Hiesel setzte sich und schrieb: »Wer dem Förster Reindler zu Trafing oder seiner Familie, seinem Haus, im Wald oder auf dem Feld etwas zuleide tut, ausgenommen im Falle der Notwehr, den soll der Teufel holen, so wahr Gott im Himmel lebt!

Der bayerische Hiesel.«

»Verwahrt dies zu eurem Schutz und betet manchmal ein Vater unser für mich!«

Somit verließ Hiesel des Försters Haus, das Bewusstsein, zwei Menschen glücklich gemacht zu haben, in seinem Herzen tragend.

 

***

 

Eine wundersame Fügung des Himmels führte Hiesel an den Ort, wo ein Mädchen aus hoffnungsloser Liebe sich das Leben nehmen wollte. Wie oft ist nicht schon ein Selbstmord aus Liebe geschehen! Zu einer so schrecklichen Tat kann nur ein schwaches Herz schreiten, das keine wahre Religion, kein festes Vertrauen auf Gott hat, und das höchste Glück in die Erfüllung leidenschaftlicher Wünsche setzt.

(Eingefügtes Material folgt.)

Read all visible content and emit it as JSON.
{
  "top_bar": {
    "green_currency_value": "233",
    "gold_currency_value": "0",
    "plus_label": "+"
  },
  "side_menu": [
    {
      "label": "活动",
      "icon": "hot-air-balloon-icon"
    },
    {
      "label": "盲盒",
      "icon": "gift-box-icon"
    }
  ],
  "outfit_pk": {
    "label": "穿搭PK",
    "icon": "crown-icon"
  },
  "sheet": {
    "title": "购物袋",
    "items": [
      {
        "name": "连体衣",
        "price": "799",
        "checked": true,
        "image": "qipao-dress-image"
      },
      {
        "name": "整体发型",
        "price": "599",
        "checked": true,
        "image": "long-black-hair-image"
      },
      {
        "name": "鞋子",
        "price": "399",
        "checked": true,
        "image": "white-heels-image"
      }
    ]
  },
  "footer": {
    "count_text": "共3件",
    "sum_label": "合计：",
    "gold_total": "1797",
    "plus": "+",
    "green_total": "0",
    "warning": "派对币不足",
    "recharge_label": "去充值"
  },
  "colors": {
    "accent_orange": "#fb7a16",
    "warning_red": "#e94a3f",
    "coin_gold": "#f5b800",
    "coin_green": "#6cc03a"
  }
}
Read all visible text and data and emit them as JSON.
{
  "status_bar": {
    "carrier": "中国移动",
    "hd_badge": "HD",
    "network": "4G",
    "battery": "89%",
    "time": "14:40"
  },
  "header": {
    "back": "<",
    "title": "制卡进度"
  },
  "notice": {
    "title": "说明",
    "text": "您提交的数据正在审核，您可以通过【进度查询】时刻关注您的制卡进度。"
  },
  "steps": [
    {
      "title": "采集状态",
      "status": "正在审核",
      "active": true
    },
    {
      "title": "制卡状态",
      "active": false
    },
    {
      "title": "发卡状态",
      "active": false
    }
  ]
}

Möchte doch die Jugend beiderlei Geschlechtes in der Liebe nicht so leichtsinnig wählen, und dabei immer auch in die Zukunft schauen! Möchten aber auch die Eltern nicht ohne wichtige Gründe der Wahl ihrer Kinder entgegen sein, wenn nur die gewählten Personen moralisch gut und fleißig sind! Geld macht in der Ehe nicht immer glücklich, aber die Not kann auch den Frieden der besten Ehe stören, darum vorsichtig! Es gibt nichts Schöneres, als wenn Eltern und Kinder in guter Eintracht miteinander leben. Die Eltern müssen von ihren Kindern geliebt werden, nicht gefürchtet. Die Liebe tut alles gerne, bringt freudig jedes Opfer. Wenn sich die Eltern so benehmen, dass ihre Kinder sie für ihre besten Freunde halten, dann werden ihnen diese jeden Gedanken, jede Neigung schon noch zur rechten Zeit anvertrauen, wodurch manches Übel, das außerdem über Hand nimmt, abgewendet werden kann.